Fintech entrepreneurs that set out to tackle major consumer problems nearly always do so with the finest of intentions: they want to benefit people. However, they frequently miss the goal by a long shot, raising concerns about how effective other fintech founders can be in assisting consumers. When you call your for-profit, venture-backed fintech business “Altruist,” expect to meet with a good dose of suspicion. That distrust is reasonable, as the fintech sector built on a basis of internal conflict in many aspects. The great majority of fintech entrepreneurs recognize the importance and potential of hyper-profitable business models in achieving less clearly profitable objectives.
Many have expertise in finance, providing them an insider’s perspective on how financial instruments and organizations fail to assist — and often harm — consumers. Founders recognize problems fast and have the abilities to solve them, so they lock on and begin developing a solution to assist people. Their motivations are, for the most part, altruistic. For fintech founders, here is when things start to get trickier. Many will drive onto a road that abandons their initial objective by the same industry expertise and business acumen that helped them find challenges to fix.
So, where do good-hearted fintech innovators go astray? What market forces cause “disruption” to resurface in the same old company models? In addition, more importantly, what can do to avert them? Keeping away from the exploitative route, the first step for any fintech startup correctly their addressable market, this does not simply imply finding a widespread need. “We want to assist individuals in starting to save,” is a terrific goal statement, but any founder must be realistic about how to meet this demand.
If your business plan requires you to earn revenue of 200 basis points or more from your addressable market, it may be prohibitively expensive for the individuals you are trying to help. In other words, you must do the arithmetic correctly. All of these solutions, whether they’re for saving, budgeting, or investing, are well-intentioned and well-executed, but they’re the financial equivalent of “curing” sleeplessness with bedding.
Your company’s unit economics are such that acquiring customers based on the assets of that client costs too much money. To make the math work, you will need to generate a huge level of LTV, and you will have to charge exorbitant prices because the consumers you are trying to serve do not have enough money.
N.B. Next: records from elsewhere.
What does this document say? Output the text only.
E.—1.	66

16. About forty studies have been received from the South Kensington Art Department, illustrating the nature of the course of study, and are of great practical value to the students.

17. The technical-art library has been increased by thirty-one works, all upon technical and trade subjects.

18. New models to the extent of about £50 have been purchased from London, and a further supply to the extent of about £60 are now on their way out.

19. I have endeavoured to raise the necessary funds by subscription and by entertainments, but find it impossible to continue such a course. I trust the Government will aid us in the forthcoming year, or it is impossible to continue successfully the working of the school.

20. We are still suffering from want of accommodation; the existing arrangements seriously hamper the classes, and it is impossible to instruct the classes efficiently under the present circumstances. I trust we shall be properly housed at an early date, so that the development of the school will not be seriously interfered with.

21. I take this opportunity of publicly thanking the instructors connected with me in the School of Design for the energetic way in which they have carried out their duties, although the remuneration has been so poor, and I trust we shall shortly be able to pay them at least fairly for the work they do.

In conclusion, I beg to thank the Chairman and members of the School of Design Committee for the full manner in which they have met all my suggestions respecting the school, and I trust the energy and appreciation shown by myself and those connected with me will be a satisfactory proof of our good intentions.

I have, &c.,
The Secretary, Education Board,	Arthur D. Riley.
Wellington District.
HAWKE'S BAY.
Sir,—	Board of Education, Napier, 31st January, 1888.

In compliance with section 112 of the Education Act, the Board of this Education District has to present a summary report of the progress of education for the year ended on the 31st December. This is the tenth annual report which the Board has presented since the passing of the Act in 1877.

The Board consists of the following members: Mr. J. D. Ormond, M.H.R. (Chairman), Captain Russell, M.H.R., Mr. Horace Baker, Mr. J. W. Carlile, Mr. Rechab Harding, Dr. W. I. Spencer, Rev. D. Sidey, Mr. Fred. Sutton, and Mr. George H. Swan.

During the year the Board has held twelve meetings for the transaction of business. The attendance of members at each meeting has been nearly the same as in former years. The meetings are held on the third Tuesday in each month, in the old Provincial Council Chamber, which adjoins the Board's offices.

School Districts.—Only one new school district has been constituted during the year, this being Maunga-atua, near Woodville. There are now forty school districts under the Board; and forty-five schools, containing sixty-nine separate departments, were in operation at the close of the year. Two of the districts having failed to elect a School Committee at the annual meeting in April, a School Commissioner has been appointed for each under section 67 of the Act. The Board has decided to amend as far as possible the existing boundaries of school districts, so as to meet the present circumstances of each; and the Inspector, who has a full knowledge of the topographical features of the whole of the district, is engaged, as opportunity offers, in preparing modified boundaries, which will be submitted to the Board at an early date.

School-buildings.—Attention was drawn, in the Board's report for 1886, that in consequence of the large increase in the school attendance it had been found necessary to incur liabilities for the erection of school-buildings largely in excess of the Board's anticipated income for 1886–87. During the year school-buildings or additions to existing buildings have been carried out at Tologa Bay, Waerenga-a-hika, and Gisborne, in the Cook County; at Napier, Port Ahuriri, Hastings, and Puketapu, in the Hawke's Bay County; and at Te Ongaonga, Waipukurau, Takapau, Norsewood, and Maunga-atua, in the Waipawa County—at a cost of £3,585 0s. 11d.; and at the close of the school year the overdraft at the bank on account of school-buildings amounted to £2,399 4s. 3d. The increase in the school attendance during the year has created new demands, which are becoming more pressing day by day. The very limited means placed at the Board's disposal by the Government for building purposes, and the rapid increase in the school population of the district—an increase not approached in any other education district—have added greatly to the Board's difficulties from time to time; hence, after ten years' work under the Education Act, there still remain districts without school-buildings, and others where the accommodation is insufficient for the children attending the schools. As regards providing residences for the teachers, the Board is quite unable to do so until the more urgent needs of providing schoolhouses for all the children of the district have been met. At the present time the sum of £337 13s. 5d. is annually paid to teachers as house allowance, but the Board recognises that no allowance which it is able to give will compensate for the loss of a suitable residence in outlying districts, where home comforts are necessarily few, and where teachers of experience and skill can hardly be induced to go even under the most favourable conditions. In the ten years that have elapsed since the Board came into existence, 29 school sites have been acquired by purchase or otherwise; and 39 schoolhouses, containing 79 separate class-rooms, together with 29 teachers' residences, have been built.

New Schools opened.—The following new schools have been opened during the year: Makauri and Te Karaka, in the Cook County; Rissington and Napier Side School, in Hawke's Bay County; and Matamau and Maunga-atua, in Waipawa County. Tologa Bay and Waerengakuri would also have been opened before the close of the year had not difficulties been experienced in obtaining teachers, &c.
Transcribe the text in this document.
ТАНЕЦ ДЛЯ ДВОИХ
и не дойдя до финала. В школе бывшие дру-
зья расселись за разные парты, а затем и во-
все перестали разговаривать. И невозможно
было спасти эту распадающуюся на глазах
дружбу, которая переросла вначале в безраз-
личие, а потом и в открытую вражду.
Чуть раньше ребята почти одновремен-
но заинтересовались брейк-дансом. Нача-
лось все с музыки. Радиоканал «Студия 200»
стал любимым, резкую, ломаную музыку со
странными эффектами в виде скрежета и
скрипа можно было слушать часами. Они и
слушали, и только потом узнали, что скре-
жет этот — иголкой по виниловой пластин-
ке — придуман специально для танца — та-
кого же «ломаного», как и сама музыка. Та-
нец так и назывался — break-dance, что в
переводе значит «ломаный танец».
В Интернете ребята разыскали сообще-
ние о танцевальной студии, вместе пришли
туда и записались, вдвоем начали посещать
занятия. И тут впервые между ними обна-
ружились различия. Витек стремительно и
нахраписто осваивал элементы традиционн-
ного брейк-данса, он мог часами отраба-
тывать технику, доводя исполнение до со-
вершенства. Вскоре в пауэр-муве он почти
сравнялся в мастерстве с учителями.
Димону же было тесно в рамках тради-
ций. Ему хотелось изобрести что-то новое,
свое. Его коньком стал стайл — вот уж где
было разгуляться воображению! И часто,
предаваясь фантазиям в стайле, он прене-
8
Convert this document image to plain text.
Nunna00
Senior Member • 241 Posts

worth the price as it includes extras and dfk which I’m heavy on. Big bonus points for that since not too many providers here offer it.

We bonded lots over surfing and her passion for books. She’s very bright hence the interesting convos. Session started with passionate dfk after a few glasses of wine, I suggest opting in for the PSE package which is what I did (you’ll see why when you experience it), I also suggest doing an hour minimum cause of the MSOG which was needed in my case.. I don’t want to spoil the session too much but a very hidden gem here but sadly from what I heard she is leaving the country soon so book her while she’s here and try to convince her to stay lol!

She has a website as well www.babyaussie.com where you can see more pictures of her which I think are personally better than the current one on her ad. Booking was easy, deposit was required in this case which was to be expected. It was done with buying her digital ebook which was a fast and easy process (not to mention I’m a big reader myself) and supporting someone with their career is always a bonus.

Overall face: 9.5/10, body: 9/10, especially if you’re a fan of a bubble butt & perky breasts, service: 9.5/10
When you look at the business models of many consumer fintechs, especially savings programs, you will see that their costs are frequently around 5% per year, those dissimilar to predatory loans.
“We’re going to convince you to use our product and charge you on such minor transactions that you won’t realize that you’re never truly getting ahead,” they are effectively saying. Worse, many entrepreneurs follow this predatory route without even realizing it. The initial step should be to get the arithmetic right, but there is never a bad moment to sit down and look to see if there is another way.
High-pressure situations and gleaming items, if you fall foul of the addressable market “math,” you will be vulnerable to the next, most hazardous fintech founder trap: the “become huge quick” plan. The venture capital markets have made it so frothy to be in fintech, and there are big pressures to scale up an organization to raise a lot of money using the same playbook. Unfortunately, this strategy frequently leaves the customer high and dry.
One prominent fintech company, for example, that automates investing, purchasing, and spending, has a good aim and has openly said that it expects to make 1% on all assets. That is a hefty cost, about double that of many non-digital platforms. However, if you do the math and charge a truly “disruptive” quarter of a percent, $5 billion in assets becomes a $12 million company. Investors prefer not to invest in tiny businesses, and $12 million is a small business. At 1%, you are suddenly a unicorn with the power to transform the world.
Rapid growth can lead to pricey products that hold customers back, as well as “mission creep.” The founder who started out wanting to help people save money may end up adding a high-fee crypto investment option to their product. Another fast way to lose your direction is to be overly anxious to raise funds. When entrepreneurs raise a large amount of money quickly (through safe notes or typical preferred equity financing), they often end up controlling a small percentage of their own company.